Amazon CloudWatch also supports to gather an application log. It requires installing an agent on EC2 instance; however, centralized log management is useful when you need to start managing multiple microservice instances.

ELK is a popular combination of stack that stands for Elasticsearch (https://www.elastic.co/products/elasticsearch), Logstash (https://www.elastic.co/products/logstash), and Kibana (https://www.elastic.co/products/kibana). Logstash helps to aggregate the application log and transform to JSON format and then send to Elasticsearch.

Elasticsearch is a distributed JSON database. Kibana can visualize the data, which is stored on Elasticsearch. The following example is a Kibana, which shows Nginx access log:

Grafana (https://grafana.com) is another popular visualization tool. It used to be connected with time series database such as Graphite (https://graphiteapp.org) or InfluxDB (https://www.influxdata.com). Time series database is designed to store the data, which is flat and de-normalized numeric data such as CPU usage and network traffic. Unlike RDBMS, time series database has some optimization to save the data space and faster query for numeric data history. Most of DevOps monitoring tools are using time series database in the backend.

The following example is a Grafana that shows Message Queue Server statistics:

Communication tool

Once you start to use several DevOps tools as we saw earlier, you need to go back and forth to visit several consoles to check whether CI and CD pipelines work properly or not. For example, consider the following points:

  1. Merge the source code to GitHub.
  2. Trigger the new build on Jenkins.
  3. Trigger AWS CodeDeploy to deploy the new version of the application.

These events need to be tracked by time sequence, and if there are some troubles, DevOps needs to discuss it with the developer and QA to handle the cases. However, there are some over-communication needs, because DevOps needs to capture the event one by one and then explain, probably via e-mail. It is not efficient and in the meantime the issue is still going on.

There are some communication tools that help to integrate these DevOps tools and anyone can join to look at the event and comment to each other. Slack (https://slack.com) and HipChat (https://www.hipchat.com) are the most popular communication tools.

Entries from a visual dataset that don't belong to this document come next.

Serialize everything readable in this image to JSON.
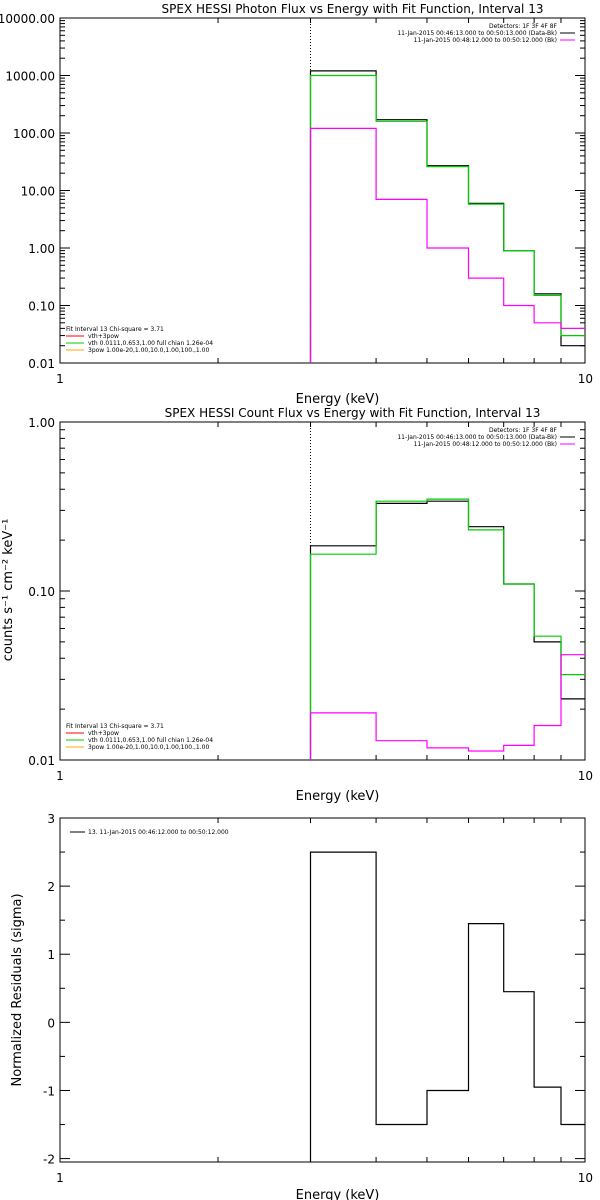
{
  "chart_data": [
    {
      "type": "line",
      "title": "SPEX HESSI Photon Flux vs Energy with Fit Function, Interval 13",
      "xlabel": "Energy (keV)",
      "ylabel": "",
      "xscale": "log",
      "yscale": "log",
      "xlim": [
        1,
        10
      ],
      "ylim": [
        0.01,
        10000
      ],
      "x_ticks": [
        "1",
        "10"
      ],
      "y_ticks": [
        "0.01",
        "0.10",
        "1.00",
        "10.00",
        "100.00",
        "1000.00",
        "10000.00"
      ],
      "x_edges": [
        3,
        4,
        5,
        6,
        7,
        8,
        9,
        10
      ],
      "marker_line_x": 3,
      "legend_top": [
        "Detectors: 1F 3F 4F 8F",
        "11-Jan-2015 00:46:13.000 to 00:50:13.000 (Data-Bk)",
        "11-Jan-2015 00:48:12.000 to 00:50:12.000 (Bk)"
      ],
      "legend_fit": [
        "Fit Interval 13   Chi-square = 3.71",
        "vth+3pow",
        "vth 0.0111,0.653,1.00  full chian 1.26e-04",
        "3pow 1.00e-20,1.00,10.0,1.00,100.,1.00"
      ],
      "series": [
        {
          "name": "11-Jan-2015 00:46:13.000 to 00:50:13.000 (Data-Bk)",
          "color": "#000000",
          "values": [
            1200,
            170,
            27,
            6,
            0.9,
            0.16,
            0.02
          ]
        },
        {
          "name": "vth 0.0111,0.653,1.00  full chian 1.26e-04",
          "color": "#00cc00",
          "values": [
            1000,
            160,
            26,
            5.8,
            0.9,
            0.15,
            0.03
          ]
        },
        {
          "name": "11-Jan-2015 00:48:12.000 to 00:50:12.000 (Bk)",
          "color": "#ff00ff",
          "values": [
            120,
            7,
            1,
            0.3,
            0.1,
            0.05,
            0.04
          ]
        }
      ]
    },
    {
      "type": "line",
      "title": "SPEX HESSI Count Flux vs Energy with Fit Function, Interval 13",
      "xlabel": "Energy (keV)",
      "ylabel": "counts s⁻¹ cm⁻² keV⁻¹",
      "xscale": "log",
      "yscale": "log",
      "xlim": [
        1,
        10
      ],
      "ylim": [
        0.01,
        1.0
      ],
      "x_ticks": [
        "1",
        "10"
      ],
      "y_ticks": [
        "0.01",
        "0.10",
        "1.00"
      ],
      "x_edges": [
        3,
        4,
        5,
        6,
        7,
        8,
        9,
        10
      ],
      "marker_line_x": 3,
      "legend_top": [
        "Detectors: 1F 3F 4F 8F",
        "11-Jan-2015 00:46:13.000 to 00:50:13.000 (Data-Bk)",
        "11-Jan-2015 00:48:12.000 to 00:50:12.000 (Bk)"
      ],
      "legend_fit": [
        "Fit Interval 13   Chi-square = 3.71",
        "vth+3pow",
        "vth 0.0111,0.653,1.00  full chian 1.26e-04",
        "3pow 1.00e-20,1.00,10.0,1.00,100.,1.00"
      ],
      "series": [
        {
          "name": "11-Jan-2015 00:46:13.000 to 00:50:13.000 (Data-Bk)",
          "color": "#000000",
          "values": [
            0.185,
            0.33,
            0.34,
            0.24,
            0.11,
            0.05,
            0.023
          ]
        },
        {
          "name": "vth 0.0111,0.653,1.00  full chian 1.26e-04",
          "color": "#00cc00",
          "values": [
            0.165,
            0.34,
            0.35,
            0.23,
            0.11,
            0.054,
            0.032
          ]
        },
        {
          "name": "11-Jan-2015 00:48:12.000 to 00:50:12.000 (Bk)",
          "color": "#ff00ff",
          "values": [
            0.019,
            0.013,
            0.0118,
            0.0113,
            0.0122,
            0.016,
            0.042
          ]
        }
      ]
    },
    {
      "type": "line",
      "title": "",
      "xlabel": "Energy (keV)",
      "ylabel": "Normalized Residuals (sigma)",
      "xscale": "log",
      "yscale": "linear",
      "xlim": [
        1,
        10
      ],
      "ylim": [
        -2.05,
        3.0
      ],
      "x_ticks": [
        "1",
        "10"
      ],
      "y_ticks": [
        "-2",
        "-1",
        "0",
        "1",
        "2",
        "3"
      ],
      "x_edges": [
        3,
        4,
        5,
        6,
        7,
        8,
        9,
        10
      ],
      "legend": [
        "13. 11-Jan-2015 00:46:12.000 to 00:50:12.000"
      ],
      "series": [
        {
          "name": "13. 11-Jan-2015 00:46:12.000 to 00:50:12.000",
          "color": "#000000",
          "values": [
            2.5,
            -1.5,
            -1.0,
            1.45,
            0.45,
            -0.95,
            -1.5
          ]
        }
      ]
    }
  ]
}
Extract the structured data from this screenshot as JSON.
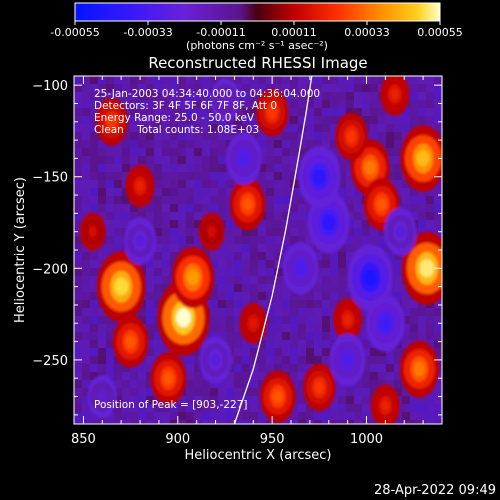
{
  "colorbar": {
    "ticks": [
      "-0.00055",
      "-0.00033",
      "-0.00011",
      "0.00011",
      "0.00033",
      "0.00055"
    ],
    "tick_values": [
      -0.00055,
      -0.00033,
      -0.00011,
      0.00011,
      0.00033,
      0.00055
    ],
    "range": [
      -0.00055,
      0.00055
    ],
    "unit_label": "(photons cm⁻² s⁻¹ asec⁻²)"
  },
  "chart_data": {
    "type": "heatmap",
    "title": "Reconstructed RHESSI Image",
    "xlabel": "Heliocentric X (arcsec)",
    "ylabel": "Heliocentric Y (arcsec)",
    "xlim": [
      845,
      1040
    ],
    "ylim": [
      -285,
      -95
    ],
    "x_ticks": [
      850,
      900,
      950,
      1000
    ],
    "y_ticks": [
      -100,
      -150,
      -200,
      -250
    ],
    "x_tick_labels": [
      "850",
      "900",
      "950",
      "1000"
    ],
    "y_tick_labels": [
      "−100",
      "−150",
      "−200",
      "−250"
    ],
    "colormap": "rainbow (blue-purple-red-orange-yellow-white)",
    "info_lines": [
      "25-Jan-2003 04:34:40.000 to 04:36:04.000",
      "Detectors: 3F 4F 5F 6F 7F 8F, Att 0",
      "Energy Range: 25.0 - 50.0 keV",
      "Clean    Total counts: 1.08E+03"
    ],
    "peak_text": "Position of Peak = [903,-227]",
    "peak_position": [
      903,
      -227
    ],
    "limb_curve": {
      "color": "#ffffff",
      "points": [
        [
          930,
          -285
        ],
        [
          940,
          -255
        ],
        [
          950,
          -215
        ],
        [
          957,
          -180
        ],
        [
          963,
          -145
        ],
        [
          968,
          -115
        ],
        [
          971,
          -95
        ]
      ]
    },
    "intensity_blobs": [
      {
        "x": 903,
        "y": -227,
        "value": 0.00055
      },
      {
        "x": 870,
        "y": -210,
        "value": 0.0005
      },
      {
        "x": 908,
        "y": -205,
        "value": 0.0004
      },
      {
        "x": 895,
        "y": -260,
        "value": 0.0003
      },
      {
        "x": 1032,
        "y": -200,
        "value": 0.00052
      },
      {
        "x": 1030,
        "y": -140,
        "value": 0.00045
      },
      {
        "x": 1028,
        "y": -255,
        "value": 0.00035
      },
      {
        "x": 1002,
        "y": -145,
        "value": 0.00035
      },
      {
        "x": 1008,
        "y": -165,
        "value": 0.0003
      },
      {
        "x": 992,
        "y": -128,
        "value": 0.00025
      },
      {
        "x": 937,
        "y": -165,
        "value": 0.0003
      },
      {
        "x": 950,
        "y": -115,
        "value": 0.00025
      },
      {
        "x": 953,
        "y": -270,
        "value": 0.0003
      },
      {
        "x": 865,
        "y": -120,
        "value": 0.00025
      },
      {
        "x": 880,
        "y": -155,
        "value": 0.0002
      },
      {
        "x": 875,
        "y": -240,
        "value": 0.0003
      },
      {
        "x": 990,
        "y": -228,
        "value": 0.0002
      },
      {
        "x": 975,
        "y": -265,
        "value": 0.00025
      },
      {
        "x": 918,
        "y": -180,
        "value": 0.00015
      },
      {
        "x": 940,
        "y": -230,
        "value": 0.00018
      },
      {
        "x": 1015,
        "y": -105,
        "value": 0.0002
      },
      {
        "x": 1010,
        "y": -275,
        "value": 0.0002
      },
      {
        "x": 855,
        "y": -180,
        "value": 0.00015
      },
      {
        "x": 965,
        "y": -200,
        "value": -0.0003
      },
      {
        "x": 980,
        "y": -175,
        "value": -0.0004
      },
      {
        "x": 1002,
        "y": -205,
        "value": -0.00045
      },
      {
        "x": 1010,
        "y": -230,
        "value": -0.00035
      },
      {
        "x": 990,
        "y": -250,
        "value": -0.0003
      },
      {
        "x": 935,
        "y": -140,
        "value": -0.0003
      },
      {
        "x": 975,
        "y": -150,
        "value": -0.0004
      },
      {
        "x": 880,
        "y": -185,
        "value": -0.00025
      },
      {
        "x": 920,
        "y": -250,
        "value": -0.00025
      },
      {
        "x": 860,
        "y": -270,
        "value": -0.0002
      },
      {
        "x": 925,
        "y": -108,
        "value": -0.0002
      },
      {
        "x": 1018,
        "y": -180,
        "value": -0.00025
      }
    ]
  },
  "footer": {
    "timestamp": "28-Apr-2022 09:49"
  }
}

These tools support to integrate to SaaS services so that DevOps can see the event on the single chat room. The following screenshot is a Slack chat room that integrates with Jenkins:

Public cloud

CI CD and automation work can be achieved easily when used with cloud technology. Especially public cloud API helps DevOps to come up with many CI CD tools. Public cloud such as Amazon Web Services (https://aws.amazon.com) and Google Cloud Platform (https://cloud.google.com) provides some APIs to DevOps to control the cloud infrastructure. DevOps can be a relief from capacity and resource limitation, just pay as you go whenever the resource is needed.

Public cloud will keep growing the same way as software development cycle and architecture design; these are best friends and the important key to achieve your application/service to success.

The following screenshot is a web console for Amazon Web Services:

Google Cloud Platform also has a web console as shown here:

Both cloud services have a free trial period that DevOps engineer can use to try and understand the benefits of cloud infrastructure.